Verify Network Connectivity
First, check if the node can reach the ECR registry at all:
REG=eu-central-1
ACCT=123456789
REGISTRY="$ACCT.dkr.ecr.$REG.amazonaws.com"
# Expect "401 Unauthorized" if reachable (that's a good sign)
curl -sI "https://$REGISTRY/v2/" | head -n1If you get a 401 Unauthorized, the registry is reachable. If you get timeouts or connection errors, it's a network problem (security groups, VPC endpoints, etc.).
Test Pull with Containerd
To test image pulling directly using containerd (which is what Kubernetes uses), run:
REG=eu-central-1
ACCT=123456789
IMG="quay/argoproj/argocd:v3.0.0"
PASS="$(aws ecr get-login-password --region $REG)"
sudo ctr -n k8s.io images pull --user "AWS:${PASS}" \
"$ACCT.dkr.ecr.$REG.amazonaws.com/$IMG"This bypasses Kubernetes and Docker entirely, testing the pull at the containerd level. If this works but Kubernetes pods still fail, the issue is likely with the image pull secret or IRSA (IAM Roles for Service Accounts) configuration.

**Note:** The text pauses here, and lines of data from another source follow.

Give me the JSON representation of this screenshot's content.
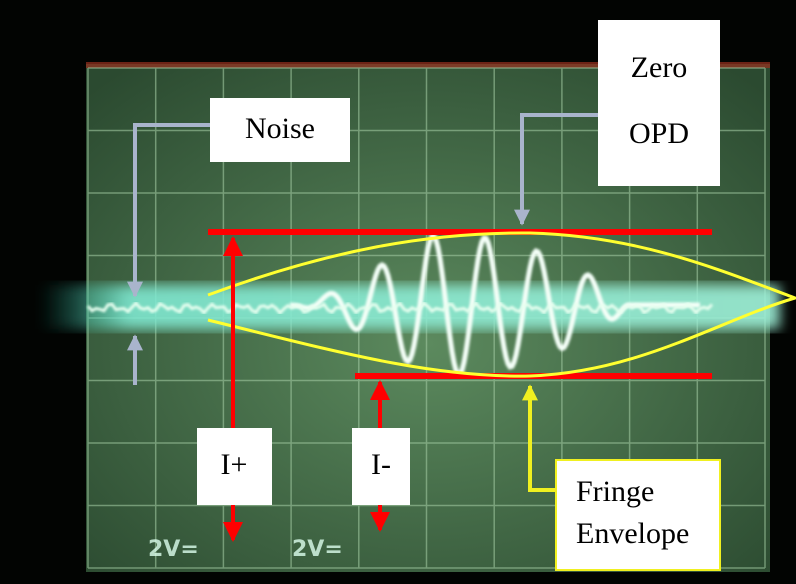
{
  "annotations": {
    "noise": "Noise",
    "zero_opd": [
      "Zero",
      "OPD"
    ],
    "i_plus": "I+",
    "i_minus": "I-",
    "fringe_envelope": [
      "Fringe",
      "Envelope"
    ]
  },
  "scope_labels": [
    "2V=",
    "2V="
  ]
}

Check Pull-Through Cache Configuration
If you're using pull-through cache, verify the rules are configured correctly:
aws ecr describe-pull-through-cache-rules --region eu-central-1 \
--query 'pullThroughCacheRules[].{prefix:ecrRepositoryPrefix,upstream:upstreamRegistryUrl,status:registryId}'This shows all configured upstream registries and their prefixes. Make sure your image path matches the prefix exactly (e.g., quay/argoproj/argocd for a quay prefix).
Verify Tag Exists in ECR
Sometimes the image exists upstream but hasn't been cached yet, or the tag doesn't exist at all. Check if a specific tag exists in ECR:
REG=eu-central-1
ACCT=123456789
PREFIX=quay # must match your pull-through cache rule
REPO=argoproj/argocd # case-sensitive
TAG=v2.10.13 # use a tag you know exists
PASS=$(aws ecr get-login-password --region $REG)
curl -sI -u "AWS:$PASS" \
-H 'Accept: application/vnd.docker.distribution.manifest.v2+json' \
"https://$ACCT.dkr.ecr.$REG.amazonaws.com/$PREFIX/$REPO/manifests/$TAG" | head -1Expect HTTP/2 200 if the tag exists in ECR. If you get HTTP/2 404, the image hasn't been pulled through yet or the tag doesn't exist upstream.
Key Takeaways
ECR is more than just a Docker registry. The pull-through cache feature with repository creation templates eliminates manual repository management and protects you from public registry rate limits. When things break, the troubleshooting commands above let you quickly isolate whether the issue is network, authentication, or a missing image.
If you're running EKS at scale, using ECR with pull-through cache and proper lifecycle policies is a no-brainer. It reduces external dependencies and keeps your image storage costs predictable.